The redenomination held in the narrow, mechanical sense — the new leone circulated, the old notes were retired on schedule by April 2024, and the country adapted to counting in thousands fewer. But it did not stabilize the currency, because stabilization was never what striking zeros could deliver. Inflation remained high through 2022 and 2023, driven by the same fiscal and monetary pressures that had produced the old leone's long row of digits, and the new leone continued to depreciate against the dollar after the reform as before it.

For ordinary Sierra Leoneans the change was, at best, a convenience: smaller bundles of cash, simpler arithmetic at the market, ATMs that worked a little better. It was not a restoration of value. A worker's wages, rewritten with three fewer zeros, bought no more than before, and went on buying less as prices rose. The lasting lesson of the episode is the one the opposition raised at the time — that a currency reform which addresses the appearance of money rather than its management is a reform of the cosmetic kind.
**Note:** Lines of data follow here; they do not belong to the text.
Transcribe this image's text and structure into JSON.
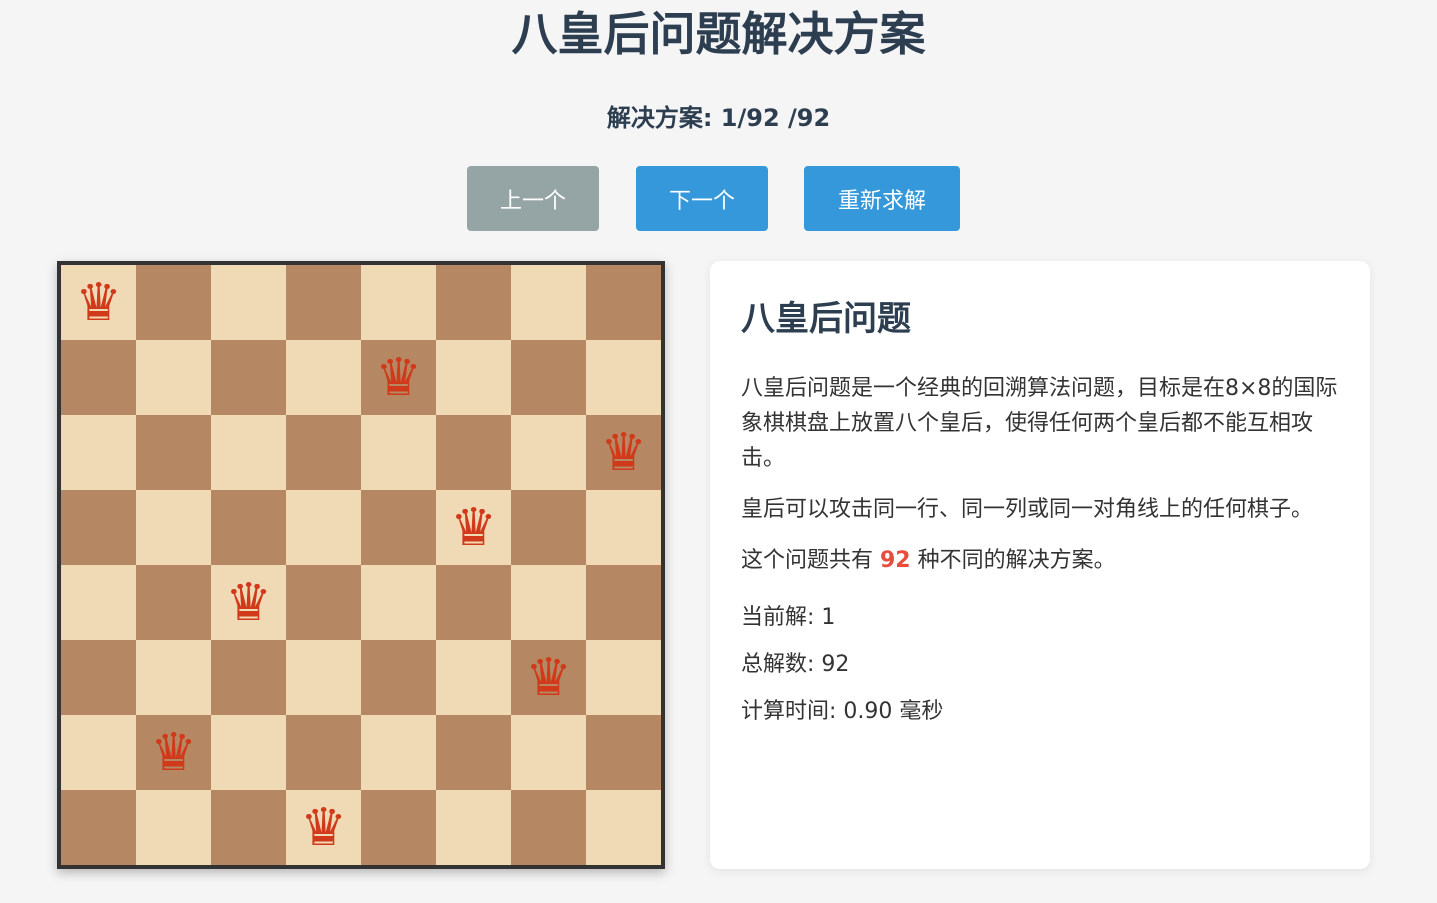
{
  "header": {
    "title": "八皇后问题解决方案",
    "solution_label": "解决方案: ",
    "current_solution": "1",
    "total_suffix": "/92 /92"
  },
  "buttons": {
    "prev_label": "上一个",
    "next_label": "下一个",
    "resolve_label": "重新求解"
  },
  "board": {
    "size": 8,
    "queen_glyph": "♛",
    "queen_columns_by_row": [
      0,
      4,
      7,
      5,
      2,
      6,
      1,
      3
    ],
    "colors": {
      "light": "#f0d9b5",
      "dark": "#b58863",
      "queen": "#d03a1a"
    }
  },
  "info": {
    "heading": "八皇后问题",
    "paragraph1": "八皇后问题是一个经典的回溯算法问题，目标是在8×8的国际象棋棋盘上放置八个皇后，使得任何两个皇后都不能互相攻击。",
    "paragraph2": "皇后可以攻击同一行、同一列或同一对角线上的任何棋子。",
    "paragraph3_prefix": "这个问题共有 ",
    "paragraph3_count": "92",
    "paragraph3_suffix": " 种不同的解决方案。",
    "current_label": "当前解: 1",
    "total_label": "总解数: 92",
    "time_label": "计算时间: 0.90 毫秒"
  },
  "colors": {
    "primary": "#3498db",
    "disabled": "#95a5a6",
    "highlight": "#e74c3c",
    "text": "#2c3e50"
  }
}
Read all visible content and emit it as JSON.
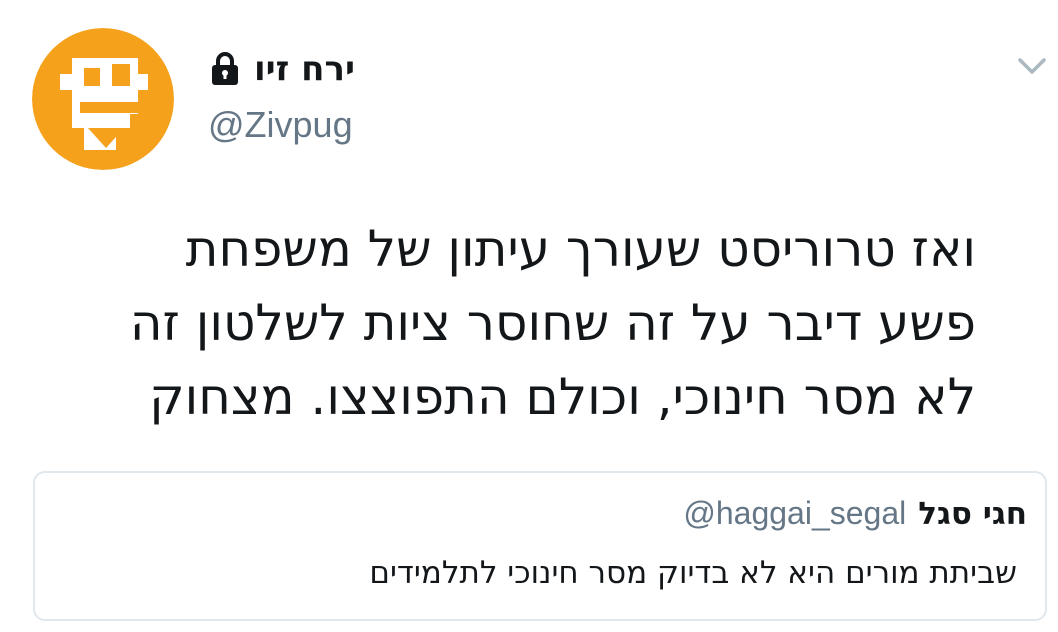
{
  "tweet": {
    "author": {
      "display_name": "ירח זיו",
      "handle": "@Zivpug",
      "protected_icon": "lock-icon",
      "avatar": {
        "icon": "robot-face-avatar",
        "background_color": "#f5a11c",
        "face_color": "#ffffff"
      }
    },
    "menu_icon": "chevron-down-icon",
    "text_lines": [
      "ואז טרוריסט שעורך עיתון של משפחת",
      "פשע דיבר על זה שחוסר ציות לשלטון זה",
      "לא מסר חינוכי, וכולם התפוצצו. מצחוק"
    ],
    "quoted_tweet": {
      "display_name": "חגי סגל",
      "handle": "@haggai_segal",
      "text": "שביתת מורים היא לא בדיוק מסר חינוכי לתלמידים"
    }
  },
  "colors": {
    "text": "#14171a",
    "secondary_text": "#657786",
    "border": "#e1e8ed",
    "icon_gray": "#aab8c2"
  }
}
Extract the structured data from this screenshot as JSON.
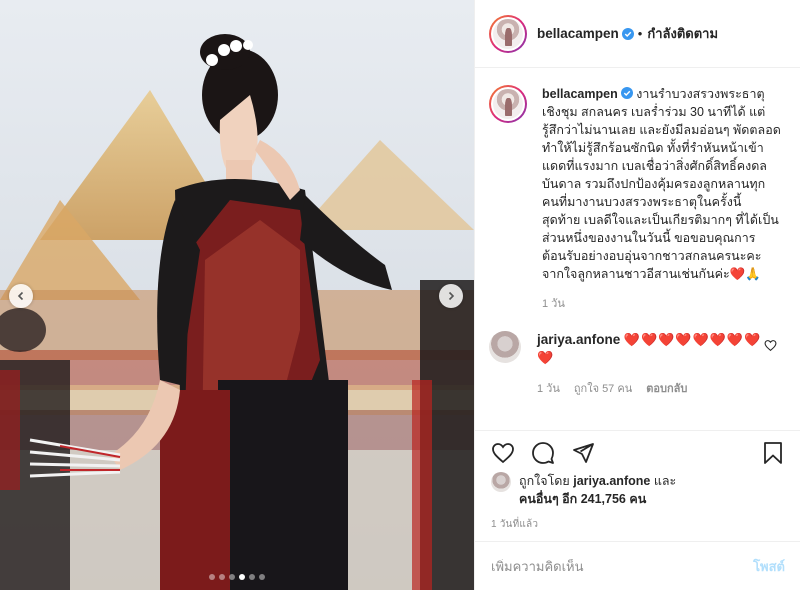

Sierra Leone's deeper task, the one no redenomination can perform, remains capturing its mineral wealth for the public purse and breaking the habit of financing the state by printing. Until that is done, the zeros the country worked to remove in 2022 will, in time, return.

Lessons

  1. Capture your resource rents through the treasury or the curse runs in reverse: minerals that enrich private hands while the state goes broke produce a printing habit and a sinking currency.
  2. Recognize that the physical form of a commodity matters — small, portable, high-value goods like alluvial diamonds defeat weak tax authorities and can finance the very conflicts that wreck a currency.
  3. Do not confuse a redenomination with a stabilization: lopping zeros tidies the unit of account but changes nothing about the rate at which money loses value.
  4. Sequence the reform correctly — bring inflation down first, then strike the zeros; redenominating while the money supply still accelerates guarantees the digits come back.
  5. Keep currency-reform design humane and clear — preserving familiar note designs for a population with high illiteracy is sound practice, but it cannot substitute for the fiscal discipline a sound currency actually requires.